2. Babies are DYNAMITE - Use Carefully
Thanks to our ancient caveman brain we can’t NOT look at babies. Problem is that is not a secret so babies are now overused to hock insurance, tires and shampoo. If you use a baby my preference is to have the baby looking AT something.
Visitors eyes go where the eyes of people (or babies) are looking, so point your baby image directly at an important Call-to-Action and bet your conversions go up.
3. People Talking To Each Other = DANGEROUS
There may be context where it makes sense for you to have an image where people in the image are huddled together, but I doubt it. If you have two people huddled and a third looking directly out at the camera the image works better.
We respect a huddle. We don’t want to intrude, so your web image is working against your online marketing purpose. Your image says we are here having a conversation and YOU (visitor) aren’t invited. Not a good idea.

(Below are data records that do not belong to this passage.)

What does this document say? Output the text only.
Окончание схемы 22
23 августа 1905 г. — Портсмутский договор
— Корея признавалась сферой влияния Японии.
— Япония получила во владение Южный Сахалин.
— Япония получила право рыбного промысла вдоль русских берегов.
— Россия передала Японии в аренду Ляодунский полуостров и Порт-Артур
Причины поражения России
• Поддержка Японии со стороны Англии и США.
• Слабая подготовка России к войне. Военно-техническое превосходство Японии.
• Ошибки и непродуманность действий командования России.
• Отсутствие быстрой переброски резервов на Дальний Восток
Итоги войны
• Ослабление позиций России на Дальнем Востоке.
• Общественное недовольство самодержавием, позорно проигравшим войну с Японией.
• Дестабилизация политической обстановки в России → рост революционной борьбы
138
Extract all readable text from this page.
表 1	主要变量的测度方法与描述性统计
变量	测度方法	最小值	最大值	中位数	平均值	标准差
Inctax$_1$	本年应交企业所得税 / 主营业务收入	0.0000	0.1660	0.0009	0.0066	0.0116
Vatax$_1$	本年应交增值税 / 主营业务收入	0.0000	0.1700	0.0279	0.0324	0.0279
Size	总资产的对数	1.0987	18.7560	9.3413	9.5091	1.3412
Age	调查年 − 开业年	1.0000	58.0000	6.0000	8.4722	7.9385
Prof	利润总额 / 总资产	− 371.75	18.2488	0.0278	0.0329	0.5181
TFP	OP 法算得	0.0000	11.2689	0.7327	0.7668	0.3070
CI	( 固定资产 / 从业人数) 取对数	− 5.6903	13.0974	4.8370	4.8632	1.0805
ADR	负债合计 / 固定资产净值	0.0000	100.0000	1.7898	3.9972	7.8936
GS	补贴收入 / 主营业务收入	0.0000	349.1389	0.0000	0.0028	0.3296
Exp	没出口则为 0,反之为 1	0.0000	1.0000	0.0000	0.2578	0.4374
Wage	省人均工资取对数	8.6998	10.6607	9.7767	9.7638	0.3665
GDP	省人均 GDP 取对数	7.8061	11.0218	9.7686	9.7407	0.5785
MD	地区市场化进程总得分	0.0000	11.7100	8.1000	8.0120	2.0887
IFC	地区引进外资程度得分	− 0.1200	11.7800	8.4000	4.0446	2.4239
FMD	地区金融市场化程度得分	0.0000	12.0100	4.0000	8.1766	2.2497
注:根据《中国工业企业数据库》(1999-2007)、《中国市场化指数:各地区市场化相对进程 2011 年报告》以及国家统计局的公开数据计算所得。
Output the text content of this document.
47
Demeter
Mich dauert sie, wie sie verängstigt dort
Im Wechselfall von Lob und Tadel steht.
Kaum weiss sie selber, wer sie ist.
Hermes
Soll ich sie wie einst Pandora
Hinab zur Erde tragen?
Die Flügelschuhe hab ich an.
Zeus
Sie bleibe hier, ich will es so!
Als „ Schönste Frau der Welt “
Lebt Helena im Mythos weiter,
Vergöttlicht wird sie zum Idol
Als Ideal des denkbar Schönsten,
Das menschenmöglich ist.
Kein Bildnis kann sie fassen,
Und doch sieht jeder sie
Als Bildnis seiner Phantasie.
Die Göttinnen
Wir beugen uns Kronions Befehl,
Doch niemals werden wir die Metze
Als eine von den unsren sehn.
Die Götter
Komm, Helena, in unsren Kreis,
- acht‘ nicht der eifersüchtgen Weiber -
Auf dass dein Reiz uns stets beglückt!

4. People Sell Better Than Widgets, but…
I prefer to tell human stories even about the most widgety widget, but people bring “like me” problems too. Every visitor is looking for “like me” signals. If you know your archetype and tribe well enough to risk it use images of people consistent with your understanding.
If you have a wide variety of customers and members best to avoid single archetype “like me” images. This is yet another reason I like portraits. Portraits are “universal” meaning the welcoming look directly at the camera removes some of the “must be like me to engage” requirements.
5. In Action Shots Use The MOVEMENT
If your image is riding a bicycle POINT the movement at something important. I don’t like movement images as heroes (largest images on a page is called a hero), but I love them in “sub-hero” images because movement creates excitement and allows me to direct the visitor’s eyes where we want them to go.